Il fait feu de tout bois : contre les écrivains qui ne savent pas parler au
peuple, ce grand martyr tombé pour la défense de la patrie, contre le
théâtre qui ne peut pas être un simple divertissement compte tenu de ce
qui vient de se produire, contre ce qu’il appelle «le grand cadavre de la
guerre». Il est persuadé que, depuis l’Antiquité et par-delà les temps, la
démocratie circule par la littérature. Alors, il va faire du TNP un théâtre
nouveau qu’il décrit comme «le Théâtre du Peuple français, celui de la
démocratie qui naît et s’organise». Dans ce théâtre investi d’une mission
citoyenne et «d’éducation sociale» comme il le dit lui-même, le prix des
places sera trois à quatre fois moins cher qu’ailleurs pour que les ouvriers
puissent y venir facilement… et les ouvriers viendront.
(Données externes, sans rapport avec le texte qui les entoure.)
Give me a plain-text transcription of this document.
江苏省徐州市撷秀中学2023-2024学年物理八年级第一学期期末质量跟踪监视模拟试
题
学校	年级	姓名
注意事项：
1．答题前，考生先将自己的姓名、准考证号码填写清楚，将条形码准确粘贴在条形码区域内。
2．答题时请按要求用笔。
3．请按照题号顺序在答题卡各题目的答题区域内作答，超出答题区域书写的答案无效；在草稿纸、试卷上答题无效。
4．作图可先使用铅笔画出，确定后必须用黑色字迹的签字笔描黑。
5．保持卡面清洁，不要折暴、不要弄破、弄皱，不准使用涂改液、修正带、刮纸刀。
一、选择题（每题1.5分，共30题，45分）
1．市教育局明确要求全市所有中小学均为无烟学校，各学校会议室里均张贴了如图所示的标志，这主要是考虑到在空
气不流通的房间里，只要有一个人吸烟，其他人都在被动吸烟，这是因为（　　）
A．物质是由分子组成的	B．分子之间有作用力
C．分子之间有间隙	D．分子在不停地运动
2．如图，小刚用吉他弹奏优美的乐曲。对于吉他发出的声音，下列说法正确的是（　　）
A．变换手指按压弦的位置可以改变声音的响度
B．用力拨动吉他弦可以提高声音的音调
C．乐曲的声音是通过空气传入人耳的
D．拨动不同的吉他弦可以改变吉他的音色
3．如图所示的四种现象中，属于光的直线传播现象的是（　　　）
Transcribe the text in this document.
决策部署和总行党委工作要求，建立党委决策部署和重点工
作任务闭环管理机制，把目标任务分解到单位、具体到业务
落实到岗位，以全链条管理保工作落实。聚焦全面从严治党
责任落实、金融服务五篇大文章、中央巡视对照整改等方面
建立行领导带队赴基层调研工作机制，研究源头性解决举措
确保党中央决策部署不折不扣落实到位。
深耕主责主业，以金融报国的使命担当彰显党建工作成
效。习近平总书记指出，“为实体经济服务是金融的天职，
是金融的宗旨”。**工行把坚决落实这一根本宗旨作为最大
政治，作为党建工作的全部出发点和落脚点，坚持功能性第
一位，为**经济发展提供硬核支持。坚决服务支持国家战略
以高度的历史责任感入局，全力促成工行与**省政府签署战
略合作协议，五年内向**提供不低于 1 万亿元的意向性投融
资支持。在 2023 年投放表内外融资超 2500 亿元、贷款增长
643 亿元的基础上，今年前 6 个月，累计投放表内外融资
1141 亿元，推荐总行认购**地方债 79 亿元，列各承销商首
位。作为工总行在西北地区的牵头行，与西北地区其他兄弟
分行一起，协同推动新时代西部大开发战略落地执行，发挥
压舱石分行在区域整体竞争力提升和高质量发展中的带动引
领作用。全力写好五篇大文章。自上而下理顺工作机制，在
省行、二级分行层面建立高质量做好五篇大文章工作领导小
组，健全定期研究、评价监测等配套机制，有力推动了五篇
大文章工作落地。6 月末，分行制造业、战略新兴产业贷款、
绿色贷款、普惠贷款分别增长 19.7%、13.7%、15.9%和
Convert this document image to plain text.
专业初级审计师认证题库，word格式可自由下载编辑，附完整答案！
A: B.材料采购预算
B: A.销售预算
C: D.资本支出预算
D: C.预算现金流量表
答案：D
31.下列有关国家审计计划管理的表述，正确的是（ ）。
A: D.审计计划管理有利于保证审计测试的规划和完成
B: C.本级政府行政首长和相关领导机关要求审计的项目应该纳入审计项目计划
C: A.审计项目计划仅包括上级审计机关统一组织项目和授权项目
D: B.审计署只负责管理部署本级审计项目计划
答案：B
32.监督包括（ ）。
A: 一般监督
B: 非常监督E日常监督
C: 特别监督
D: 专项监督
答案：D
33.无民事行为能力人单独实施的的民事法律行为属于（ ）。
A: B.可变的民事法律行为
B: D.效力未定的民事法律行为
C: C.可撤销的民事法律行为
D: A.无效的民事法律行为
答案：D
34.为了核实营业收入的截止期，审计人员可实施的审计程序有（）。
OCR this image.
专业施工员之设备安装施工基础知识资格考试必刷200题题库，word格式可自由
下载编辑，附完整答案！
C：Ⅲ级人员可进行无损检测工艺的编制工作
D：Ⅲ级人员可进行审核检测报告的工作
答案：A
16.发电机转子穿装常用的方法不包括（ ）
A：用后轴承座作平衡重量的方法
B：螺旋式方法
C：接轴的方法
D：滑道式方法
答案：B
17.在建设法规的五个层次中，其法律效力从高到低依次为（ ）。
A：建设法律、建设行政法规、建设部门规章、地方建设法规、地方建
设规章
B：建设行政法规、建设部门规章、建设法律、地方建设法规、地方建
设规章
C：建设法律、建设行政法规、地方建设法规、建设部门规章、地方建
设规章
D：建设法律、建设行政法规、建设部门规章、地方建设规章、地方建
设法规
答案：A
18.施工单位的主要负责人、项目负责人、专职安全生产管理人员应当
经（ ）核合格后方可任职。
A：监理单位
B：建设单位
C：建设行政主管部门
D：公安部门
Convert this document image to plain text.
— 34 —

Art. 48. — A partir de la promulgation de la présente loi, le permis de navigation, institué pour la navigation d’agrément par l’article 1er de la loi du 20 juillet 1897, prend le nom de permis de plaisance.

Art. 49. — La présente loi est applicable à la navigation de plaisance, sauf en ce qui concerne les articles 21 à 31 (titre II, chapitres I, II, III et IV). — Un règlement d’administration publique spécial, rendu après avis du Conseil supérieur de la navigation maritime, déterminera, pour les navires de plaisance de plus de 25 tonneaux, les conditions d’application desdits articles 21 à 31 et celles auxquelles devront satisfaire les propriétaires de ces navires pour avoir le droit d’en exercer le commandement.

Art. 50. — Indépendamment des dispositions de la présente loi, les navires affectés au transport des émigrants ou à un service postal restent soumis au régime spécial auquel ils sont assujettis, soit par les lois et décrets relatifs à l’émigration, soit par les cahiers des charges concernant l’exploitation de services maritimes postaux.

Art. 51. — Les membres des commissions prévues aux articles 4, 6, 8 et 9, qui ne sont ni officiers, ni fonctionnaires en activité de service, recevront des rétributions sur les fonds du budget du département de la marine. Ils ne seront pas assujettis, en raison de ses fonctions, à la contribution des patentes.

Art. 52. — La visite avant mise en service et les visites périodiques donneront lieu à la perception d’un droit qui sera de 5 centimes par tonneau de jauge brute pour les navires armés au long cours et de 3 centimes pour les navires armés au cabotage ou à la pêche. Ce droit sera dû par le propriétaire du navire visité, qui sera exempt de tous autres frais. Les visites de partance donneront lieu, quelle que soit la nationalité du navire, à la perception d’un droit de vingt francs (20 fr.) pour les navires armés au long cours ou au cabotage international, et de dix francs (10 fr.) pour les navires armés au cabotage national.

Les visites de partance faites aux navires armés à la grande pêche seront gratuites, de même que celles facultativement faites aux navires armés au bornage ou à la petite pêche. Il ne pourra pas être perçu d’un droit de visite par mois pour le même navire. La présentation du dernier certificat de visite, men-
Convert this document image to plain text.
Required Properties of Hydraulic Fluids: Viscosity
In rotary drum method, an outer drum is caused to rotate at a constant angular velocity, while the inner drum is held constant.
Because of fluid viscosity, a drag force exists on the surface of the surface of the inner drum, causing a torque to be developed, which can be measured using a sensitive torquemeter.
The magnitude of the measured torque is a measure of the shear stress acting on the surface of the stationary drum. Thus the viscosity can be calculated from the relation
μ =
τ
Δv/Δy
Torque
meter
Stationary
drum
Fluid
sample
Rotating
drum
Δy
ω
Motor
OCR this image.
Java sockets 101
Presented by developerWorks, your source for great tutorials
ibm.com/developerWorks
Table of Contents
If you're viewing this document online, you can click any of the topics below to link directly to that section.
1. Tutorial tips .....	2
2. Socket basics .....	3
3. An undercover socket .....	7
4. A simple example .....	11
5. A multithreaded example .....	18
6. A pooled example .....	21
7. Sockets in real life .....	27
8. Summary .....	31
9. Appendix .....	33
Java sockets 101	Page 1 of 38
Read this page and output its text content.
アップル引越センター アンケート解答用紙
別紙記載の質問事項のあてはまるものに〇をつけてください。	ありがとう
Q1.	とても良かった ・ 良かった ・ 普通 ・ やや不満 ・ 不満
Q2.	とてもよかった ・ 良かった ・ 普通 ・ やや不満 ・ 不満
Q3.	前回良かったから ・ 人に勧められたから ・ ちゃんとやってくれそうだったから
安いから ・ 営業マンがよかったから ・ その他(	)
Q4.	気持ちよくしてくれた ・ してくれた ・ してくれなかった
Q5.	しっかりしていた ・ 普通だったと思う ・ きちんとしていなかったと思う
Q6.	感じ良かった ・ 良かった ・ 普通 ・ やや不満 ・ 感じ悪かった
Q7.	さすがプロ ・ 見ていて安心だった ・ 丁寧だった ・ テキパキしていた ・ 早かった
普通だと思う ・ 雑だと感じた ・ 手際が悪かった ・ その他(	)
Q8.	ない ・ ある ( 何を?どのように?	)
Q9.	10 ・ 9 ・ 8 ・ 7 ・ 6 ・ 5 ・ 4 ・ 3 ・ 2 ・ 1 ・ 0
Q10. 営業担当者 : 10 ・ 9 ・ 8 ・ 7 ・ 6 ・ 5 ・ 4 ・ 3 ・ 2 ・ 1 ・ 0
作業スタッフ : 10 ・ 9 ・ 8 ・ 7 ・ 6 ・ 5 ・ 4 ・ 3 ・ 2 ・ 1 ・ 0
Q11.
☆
Gémier sera aussi
celui qui renoue avec les dramaturges allemands au motif que tout le
monde, je le cite, a «hérité des fruits pourris de la guerre» et qu’un autre
monde peut naître de l’union internationale des artistes.
Mesdames et messieurs, pendant trois jours, nous inaugurons les
nouveaux bâtiments du Théâtre national populaire dont le chantier s’est
accompagné d’une rénovation complète de l’édifice Palais du travail.
Comme je viens de l’expliquer, la page que nous écrivons
aujourd’hui par cette réhabilitation ambitieuse nous ramène sans
détour, presque automatiquement, à l’histoire de la Grande guerre.
Elle nous renvoie aussi et surtout à la foi de quelques hommes qui
croyaient en le pouvoir des mots, les mots du théâtre, les mots de
la politique. Il faudra du temps, une génération et une autre guerre,
pour que leurs idées s’enracinent dans le sol de l’Europe.